Mercifully, we’re about an hour away from kickoff. If you’re still wavering on your pick and how you’ll wager your next eight paychecks, here are some stray stats, followed by a hold-ish prediction.

  • Justin and Aldon Smith have hit the quarterback twice in their two playoff games, according to Rotoworld’s Mike Clay. Twice.
  • Over his last 11 games, Michael Crabtree has 66 catches for 913 yards and 10 touchdowns.
  • Randy Moss has 10 postseason touchdown catches. The only players with more are Jerry Rice (22), and John Stallworth (12).
  • Sure, Justin Smith’s injury was massive late in the season, and it’s still been a concern throughout the playoffs. But injuries in football are random, violent events, and sometimes sheer luck leads to avoiding that randomness on a long playoff drive. According to Rick Gosselin of the Dallas Morning News, San Francisco starters missed a league low eight games. If they win tonight, the 49ers will then be the first team since 1993 to win the Super Bowl with a man games lost total in the single digits.
  • Getting to the 49ers’ goal-line is difficult, and actually scoring once you get there is also the extreme opposite of easy. The 49ers have allowed a touchdown on 15.2 percent of goal-to-go rushes this season, the best rate in the NFL according to Cecil Lammey.
  • But as Lammey also notes, that presents a strength vs. strength matchup deep in the trenches. This year Ray Rice was one of 11 running backs to attempt 20 or more goal-to-go rushes, and he scored on the highest percentage (43.5 percent).
  • Joe Flacco is one of just six quarterbacks to throw at least six touchdown passes and no interceptions during a postseason. The other five all won the Super Bowl, and were named the game’s MVP.
  • When Colin Kaepernick throws, he throws deep. Of his 136 completions during the regular season, nearly a quarter of them (23.5 percent) resulted in receptions of 20 yards or more. Flacco, meanwhile, completed 18.9 percent of his passes for +20 yards.
  • During a six-game stretch between weeks 12 and 17, Vernon Davis had only six receptions for 61 yards. That’s an average of 10.2 yards per game, and now during the 49ers’ two playoff games he has 150 yards on six catches, a run that’s included two +30 yard grabs.
  • Bernard Pierce is averaging 6.3 yards per carry during the postseason, over a full yard better than his average during the regular season (4.9).
  • Torrey Smith has another fun/scary Ravens offensive average. During the post-season he’s averaging 22.0 yards per catch, which includes touchdown catches of 32 and 59 yards against Champ Bailey.
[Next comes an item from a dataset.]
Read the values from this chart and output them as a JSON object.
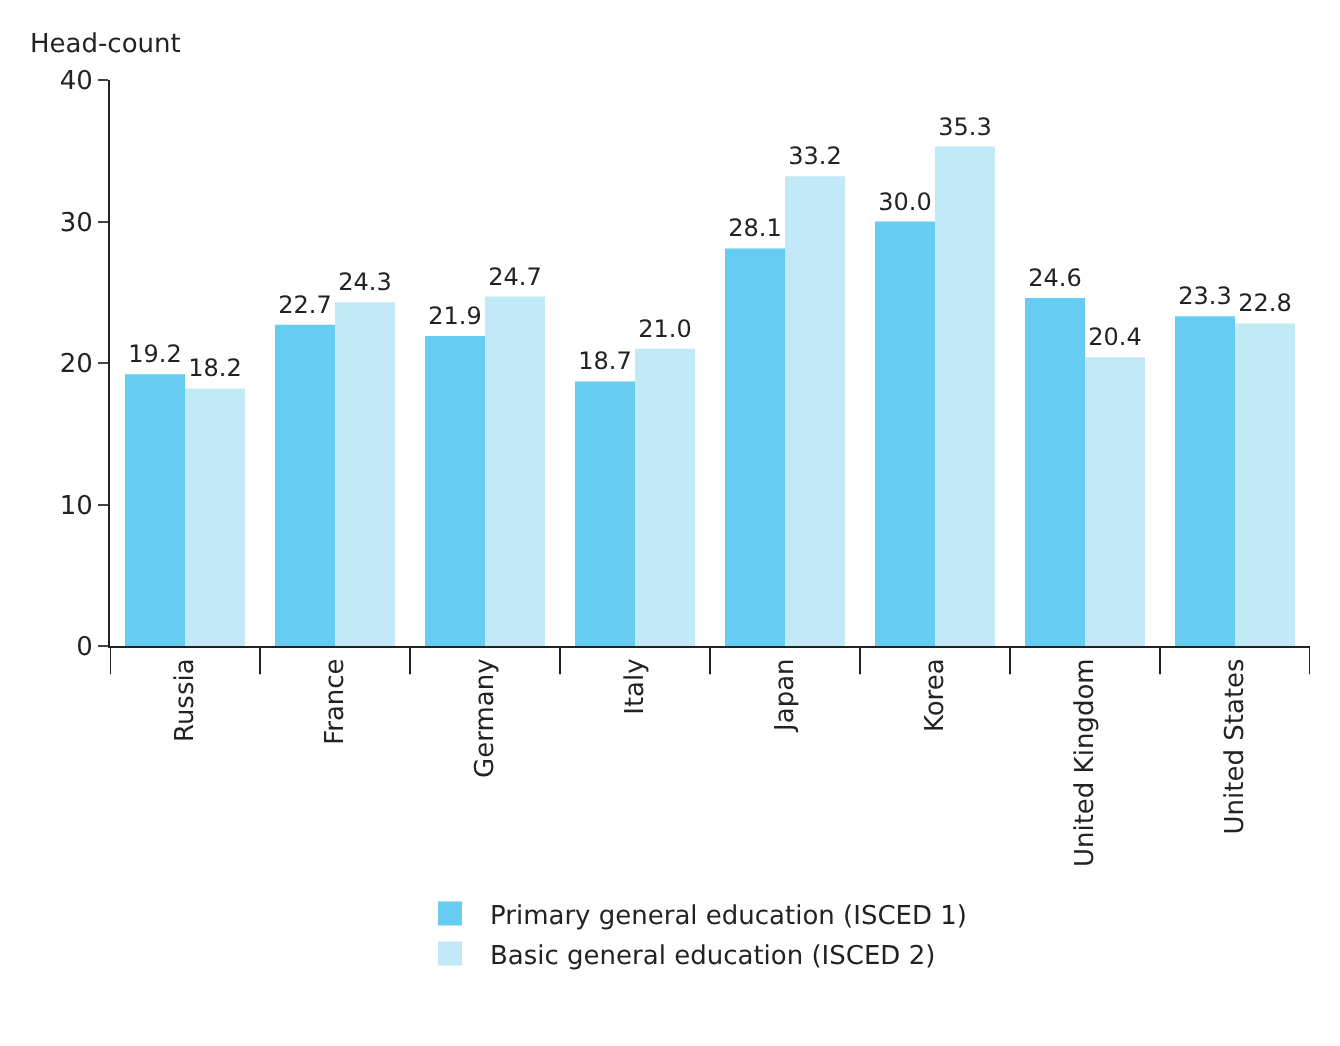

Bold-ish prediction: Yeah, this isn’t very bold at all, really. Earlier this week Rob Pizzola predicted a somewhat high-scoring game, but a close game nonetheless with the 49ers prevailing. Although the sample size is clearly small, the 2012 Ravens have demonstrated that they can at the very least limit a mobile quarterback who operates out of the read-option, most notably containing Robert Griffin III back in Week 14.

The difference between Washington and San Francisco, though, lies an ability to stretch the middle of the field when the edges are fastened off to keep Kaepernick in the pocket. We saw that two weeks ago in the NFC Championship when Kaep had only 21 rushing yards after setting the single-game record for QB rushing the week before (181 yards), but then he adjusted by averaging 11.1 passing yards per attempt, his highest rate as a starter.

That game also featured Vernon Davis’ boom. The tight end finished with 106 yards, which was an abrupt step up after he had 40 or fewer yards during 10 of his previous 11 games. We already know that Davis and Delanie Walker present a highly unfavorable matchup for the Ravens’ linebackers. Combine that with a versatile and dynamic running game against the 20th ranked rush defense during the regular season that gave up 122.8 yards per game, and the offensive advantage when the 49ers have the ball is far too great.